Corporate profitability is hitting record highs not seen since 1969, with margins for the S&P 500 (ex banks) exceeding 15% according to Moodys. There’s no miraculous secret to how this is being accomplished, we’ve simply offshored every labor function that costs more than a penny an hour and laid off anything on US soil that even breathes. For those corporate employees fortunate enough to still have a desk they can rest a picture of their kids on, salaries have stagnated to the point where “wages as a share of national income fell to 49.4 percent in the third quarter, the lowest since the government began collecting the numbers in 1948.”
But anything and everything is justified, so long as there is money to be made. Today’s corporate managers are not Leaders of the Economy or Pillars of the Community. In many cases, they are ruthless cost-cutters with zero regard for the country in which they do business. Long-term strategic planning and thinking is subservient to making this quarter’s earnings per share number, no matter what. I suppose that this is why they get the big bucks – the average public company CEO is currently paid at a rate of 280 times the average worker. You’d be able to say that this is justified because they are “serving the shareholders”, until you came to your senses and realized that the stock market is actually flat over the last decade and that, as a group, public company managers have accomplished very little.
I am of the opinion that capitalism is the best and most fair economic system known to man, but that sucking the nation dry and giving nothing back is not a good capitalist policy in the long run. Even Henry Ford, a dyed-in-the-wool capitalist if ever there was one, understood this. He once gave an unexpected and unasked-for raise to all employees across the Ford Motor Company. When asked why, he responded that if he didn’t, then how could they afford to buy more cars? It seems so obvious and yet this concept is more elusive to today’s American corporations than ever before.
Today in 1781, an act of shocking brutality and wanton disregard for human life was carried out in the name of corporate profits on a British ship en route to the New World. I bring it up only as a very extreme example of where this type of corporate ethos has led to in the past. It will forever be known as the Zong Massacre, let’s hear the story from Patricia Hysell of the Little Bits of History blog:
November 29, 1781: The Zong Massacre takes place. At the time, it was known as “The Zong Affair” rather than being labeled a massacre. Those who used the term “massacre” were thought to be “dangerous radicals” of the era. The Zong was a British ship owned by James Gregson. On this day, much of his “cargo” was destroyed. The Zong was carrying Africans captured to be sold as slaves.
The ship was originally Dutch and was called Zorg, but when the British captured her, she was renamed. She sailed from Liverpool and took on more slaves than she could comfortably handle. She sailed from Africa, heading for Jamaica on September 29, 1781. There was not enough food aboard and the Africans were crowded together. Due to malnutrition and overcrowding, death ran rampant aboard ship. Seven of the crew and approximately sixty of the slaves had died by this date. The trip was taking longer than expected due to bad sailing conditions.

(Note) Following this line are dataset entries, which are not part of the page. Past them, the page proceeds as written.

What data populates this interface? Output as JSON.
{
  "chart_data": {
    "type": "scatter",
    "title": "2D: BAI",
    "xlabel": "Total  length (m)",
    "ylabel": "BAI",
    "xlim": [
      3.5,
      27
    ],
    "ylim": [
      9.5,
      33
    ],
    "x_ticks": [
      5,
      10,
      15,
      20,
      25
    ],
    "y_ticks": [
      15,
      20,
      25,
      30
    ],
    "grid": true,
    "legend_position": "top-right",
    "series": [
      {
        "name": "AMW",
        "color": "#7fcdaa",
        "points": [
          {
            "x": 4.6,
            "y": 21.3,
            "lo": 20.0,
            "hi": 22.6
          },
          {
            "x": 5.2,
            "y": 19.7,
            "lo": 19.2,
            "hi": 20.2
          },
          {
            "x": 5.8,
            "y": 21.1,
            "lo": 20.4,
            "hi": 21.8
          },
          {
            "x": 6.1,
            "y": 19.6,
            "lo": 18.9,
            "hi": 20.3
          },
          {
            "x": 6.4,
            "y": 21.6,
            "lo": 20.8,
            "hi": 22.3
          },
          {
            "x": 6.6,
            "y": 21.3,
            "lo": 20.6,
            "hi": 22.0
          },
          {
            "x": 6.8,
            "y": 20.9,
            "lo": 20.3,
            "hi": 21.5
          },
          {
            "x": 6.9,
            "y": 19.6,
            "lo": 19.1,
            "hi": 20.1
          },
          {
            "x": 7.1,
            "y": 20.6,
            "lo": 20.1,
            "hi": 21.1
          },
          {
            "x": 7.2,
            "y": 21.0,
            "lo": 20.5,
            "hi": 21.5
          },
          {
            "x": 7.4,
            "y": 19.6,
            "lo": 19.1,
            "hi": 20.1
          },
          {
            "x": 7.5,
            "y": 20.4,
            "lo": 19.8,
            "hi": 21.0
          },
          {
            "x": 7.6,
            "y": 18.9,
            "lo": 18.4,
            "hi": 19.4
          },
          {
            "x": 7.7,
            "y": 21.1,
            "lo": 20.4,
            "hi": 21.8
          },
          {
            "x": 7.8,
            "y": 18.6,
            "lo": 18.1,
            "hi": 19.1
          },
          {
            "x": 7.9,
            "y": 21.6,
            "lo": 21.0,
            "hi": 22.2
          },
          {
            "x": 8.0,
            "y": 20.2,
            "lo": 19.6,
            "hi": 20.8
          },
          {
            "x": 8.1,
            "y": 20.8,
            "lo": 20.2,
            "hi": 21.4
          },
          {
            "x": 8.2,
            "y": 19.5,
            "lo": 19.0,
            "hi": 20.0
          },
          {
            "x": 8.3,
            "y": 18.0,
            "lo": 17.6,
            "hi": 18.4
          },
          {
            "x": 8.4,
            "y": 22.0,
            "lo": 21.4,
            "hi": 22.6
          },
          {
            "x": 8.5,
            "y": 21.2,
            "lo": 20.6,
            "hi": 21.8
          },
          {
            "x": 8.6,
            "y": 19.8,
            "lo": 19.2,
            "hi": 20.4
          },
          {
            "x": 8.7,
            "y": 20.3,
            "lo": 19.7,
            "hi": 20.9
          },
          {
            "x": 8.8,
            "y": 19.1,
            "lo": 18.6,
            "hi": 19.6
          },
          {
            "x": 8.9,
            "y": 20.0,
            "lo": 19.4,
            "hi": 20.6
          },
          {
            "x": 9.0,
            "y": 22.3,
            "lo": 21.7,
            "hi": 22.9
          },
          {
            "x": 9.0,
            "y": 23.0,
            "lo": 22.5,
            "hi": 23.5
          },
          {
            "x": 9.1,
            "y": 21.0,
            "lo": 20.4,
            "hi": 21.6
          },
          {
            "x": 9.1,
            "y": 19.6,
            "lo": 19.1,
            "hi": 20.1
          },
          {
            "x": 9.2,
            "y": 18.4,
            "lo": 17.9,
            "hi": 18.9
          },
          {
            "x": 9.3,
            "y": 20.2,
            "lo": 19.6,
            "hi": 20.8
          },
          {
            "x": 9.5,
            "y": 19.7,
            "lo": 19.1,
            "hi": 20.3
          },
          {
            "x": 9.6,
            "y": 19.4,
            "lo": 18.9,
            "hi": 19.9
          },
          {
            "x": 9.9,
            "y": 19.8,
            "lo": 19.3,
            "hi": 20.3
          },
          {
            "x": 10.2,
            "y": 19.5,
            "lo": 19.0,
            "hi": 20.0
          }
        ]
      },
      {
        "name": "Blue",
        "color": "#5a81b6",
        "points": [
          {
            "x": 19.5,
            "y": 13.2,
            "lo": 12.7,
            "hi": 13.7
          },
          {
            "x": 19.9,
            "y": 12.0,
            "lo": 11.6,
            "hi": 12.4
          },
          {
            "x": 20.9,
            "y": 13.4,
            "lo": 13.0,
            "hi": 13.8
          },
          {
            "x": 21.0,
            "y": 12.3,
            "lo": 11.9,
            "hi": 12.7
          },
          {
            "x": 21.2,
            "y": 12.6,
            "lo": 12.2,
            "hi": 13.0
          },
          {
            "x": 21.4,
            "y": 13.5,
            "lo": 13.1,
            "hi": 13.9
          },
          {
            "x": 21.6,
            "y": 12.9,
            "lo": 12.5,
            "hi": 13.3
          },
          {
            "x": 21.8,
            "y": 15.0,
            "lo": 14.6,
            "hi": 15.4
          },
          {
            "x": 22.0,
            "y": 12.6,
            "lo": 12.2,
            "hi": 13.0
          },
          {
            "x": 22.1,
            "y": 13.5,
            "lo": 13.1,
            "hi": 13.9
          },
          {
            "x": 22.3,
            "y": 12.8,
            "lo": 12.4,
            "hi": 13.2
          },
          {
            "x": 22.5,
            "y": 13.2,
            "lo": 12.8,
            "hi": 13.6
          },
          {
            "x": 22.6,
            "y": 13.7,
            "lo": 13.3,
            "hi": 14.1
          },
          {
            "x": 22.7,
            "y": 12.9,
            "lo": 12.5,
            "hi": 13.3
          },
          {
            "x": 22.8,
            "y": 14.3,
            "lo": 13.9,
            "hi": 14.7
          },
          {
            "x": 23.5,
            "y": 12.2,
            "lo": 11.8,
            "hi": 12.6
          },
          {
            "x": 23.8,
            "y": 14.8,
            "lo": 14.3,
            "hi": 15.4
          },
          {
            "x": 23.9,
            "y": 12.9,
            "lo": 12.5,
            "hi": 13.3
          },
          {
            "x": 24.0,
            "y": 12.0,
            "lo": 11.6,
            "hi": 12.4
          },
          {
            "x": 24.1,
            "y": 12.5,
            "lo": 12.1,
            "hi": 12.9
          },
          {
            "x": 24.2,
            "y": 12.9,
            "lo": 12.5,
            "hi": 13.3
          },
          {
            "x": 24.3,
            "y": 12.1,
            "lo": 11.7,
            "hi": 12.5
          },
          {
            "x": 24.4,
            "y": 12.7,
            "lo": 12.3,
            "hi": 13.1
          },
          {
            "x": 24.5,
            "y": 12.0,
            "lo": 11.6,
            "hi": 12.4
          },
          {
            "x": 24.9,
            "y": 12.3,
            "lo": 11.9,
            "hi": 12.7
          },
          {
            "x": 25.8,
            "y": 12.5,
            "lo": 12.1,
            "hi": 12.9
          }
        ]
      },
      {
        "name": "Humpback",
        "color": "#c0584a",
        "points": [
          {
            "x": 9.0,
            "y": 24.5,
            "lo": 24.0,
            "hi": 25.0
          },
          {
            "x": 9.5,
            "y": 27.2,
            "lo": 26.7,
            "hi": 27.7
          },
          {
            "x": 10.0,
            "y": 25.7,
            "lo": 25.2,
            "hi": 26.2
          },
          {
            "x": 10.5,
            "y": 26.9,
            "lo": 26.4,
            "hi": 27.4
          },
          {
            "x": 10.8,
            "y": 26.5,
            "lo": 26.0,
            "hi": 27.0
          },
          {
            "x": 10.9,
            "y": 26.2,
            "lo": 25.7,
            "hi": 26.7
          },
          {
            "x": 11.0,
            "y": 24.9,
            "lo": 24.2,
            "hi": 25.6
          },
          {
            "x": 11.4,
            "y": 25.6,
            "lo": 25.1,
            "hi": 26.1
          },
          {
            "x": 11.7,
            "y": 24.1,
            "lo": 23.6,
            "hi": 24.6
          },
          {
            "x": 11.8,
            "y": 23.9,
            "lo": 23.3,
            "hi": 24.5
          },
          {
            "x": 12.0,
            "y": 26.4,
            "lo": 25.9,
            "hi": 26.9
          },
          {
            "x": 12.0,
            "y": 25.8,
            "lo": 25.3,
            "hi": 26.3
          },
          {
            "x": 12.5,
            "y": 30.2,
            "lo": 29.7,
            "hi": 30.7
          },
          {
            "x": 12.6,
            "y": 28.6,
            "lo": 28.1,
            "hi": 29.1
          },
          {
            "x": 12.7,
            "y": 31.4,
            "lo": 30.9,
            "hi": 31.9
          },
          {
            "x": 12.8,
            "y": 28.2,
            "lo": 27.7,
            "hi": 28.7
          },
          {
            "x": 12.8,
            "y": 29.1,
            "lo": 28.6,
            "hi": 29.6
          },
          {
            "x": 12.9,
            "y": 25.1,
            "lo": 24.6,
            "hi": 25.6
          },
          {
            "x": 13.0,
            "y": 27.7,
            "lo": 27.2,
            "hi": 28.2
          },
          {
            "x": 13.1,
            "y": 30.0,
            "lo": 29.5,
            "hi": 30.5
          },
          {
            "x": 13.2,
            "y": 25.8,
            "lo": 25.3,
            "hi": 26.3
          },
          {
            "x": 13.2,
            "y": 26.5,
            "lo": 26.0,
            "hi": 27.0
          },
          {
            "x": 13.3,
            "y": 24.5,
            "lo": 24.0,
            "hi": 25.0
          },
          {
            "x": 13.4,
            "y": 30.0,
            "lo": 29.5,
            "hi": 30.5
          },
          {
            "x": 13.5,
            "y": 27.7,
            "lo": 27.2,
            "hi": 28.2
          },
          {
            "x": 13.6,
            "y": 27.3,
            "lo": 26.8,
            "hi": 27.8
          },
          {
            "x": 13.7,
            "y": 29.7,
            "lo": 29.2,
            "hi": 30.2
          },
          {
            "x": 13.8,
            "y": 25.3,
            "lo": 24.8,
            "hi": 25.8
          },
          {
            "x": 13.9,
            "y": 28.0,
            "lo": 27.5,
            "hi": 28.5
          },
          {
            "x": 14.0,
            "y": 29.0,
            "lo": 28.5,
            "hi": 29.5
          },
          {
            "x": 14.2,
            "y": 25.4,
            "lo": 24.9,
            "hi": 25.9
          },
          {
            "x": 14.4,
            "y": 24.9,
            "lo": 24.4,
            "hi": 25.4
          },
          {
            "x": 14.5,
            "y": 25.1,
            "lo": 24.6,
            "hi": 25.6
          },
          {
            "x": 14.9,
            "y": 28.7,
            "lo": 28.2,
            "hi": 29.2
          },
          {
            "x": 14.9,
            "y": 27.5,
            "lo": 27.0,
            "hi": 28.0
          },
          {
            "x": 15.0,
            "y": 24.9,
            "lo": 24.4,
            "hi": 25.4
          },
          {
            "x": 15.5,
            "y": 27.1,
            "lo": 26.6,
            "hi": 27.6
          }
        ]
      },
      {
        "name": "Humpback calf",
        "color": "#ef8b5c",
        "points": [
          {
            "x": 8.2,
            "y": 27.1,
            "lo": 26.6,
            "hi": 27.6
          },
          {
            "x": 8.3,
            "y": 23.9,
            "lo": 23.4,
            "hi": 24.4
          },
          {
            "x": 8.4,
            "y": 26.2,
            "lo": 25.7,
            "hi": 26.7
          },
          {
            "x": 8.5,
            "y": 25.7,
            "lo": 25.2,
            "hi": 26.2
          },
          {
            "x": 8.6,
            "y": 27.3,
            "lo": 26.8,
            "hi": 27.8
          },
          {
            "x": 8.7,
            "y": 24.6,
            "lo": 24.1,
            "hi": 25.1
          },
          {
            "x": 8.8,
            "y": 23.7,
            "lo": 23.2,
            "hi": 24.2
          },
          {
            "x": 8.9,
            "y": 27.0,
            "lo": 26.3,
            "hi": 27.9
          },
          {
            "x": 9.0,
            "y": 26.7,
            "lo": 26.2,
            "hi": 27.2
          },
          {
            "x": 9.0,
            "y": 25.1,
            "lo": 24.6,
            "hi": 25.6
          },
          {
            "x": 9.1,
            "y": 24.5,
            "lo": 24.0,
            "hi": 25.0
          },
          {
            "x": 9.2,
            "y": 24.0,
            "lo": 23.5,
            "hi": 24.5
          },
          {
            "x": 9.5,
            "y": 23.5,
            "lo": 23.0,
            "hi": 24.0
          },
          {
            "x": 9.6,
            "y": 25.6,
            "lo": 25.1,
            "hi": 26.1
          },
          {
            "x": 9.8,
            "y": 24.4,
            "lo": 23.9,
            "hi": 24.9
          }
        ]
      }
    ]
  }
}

Captain Luke Collingwood had so many sick slaves below decks that he was faced with an economic problem. If he delivered these sickly, weakened specimens and they died on shore, the company would be without funds from the sale of slaves. However, he reasoned that if the slaves were killed at sea, the insurance company would pay the jettison clause of £30 per head. The captain and crew decided to throw the sick overboard. On this day, the first 54 were sent over the rails. On the next two days, 42 and 26 more were sent to their watery graves.
There is a cost to being obsessed with cost, to fixating on profits only – no matter what must be done to obtain them.
Unfortunately, for every good corporate citizen like the Hershey Company, there are a hundred companies that are more concerned with this month’s cash flow target than the human cost of achieving it. There is a question now about whether or not productivity gains and the ability to “remain lean” will allow Corporate America to maintain these historic levels of profitability. I would answer that perhaps companies can keep this game going awhile longer, but at what cost to the country around them?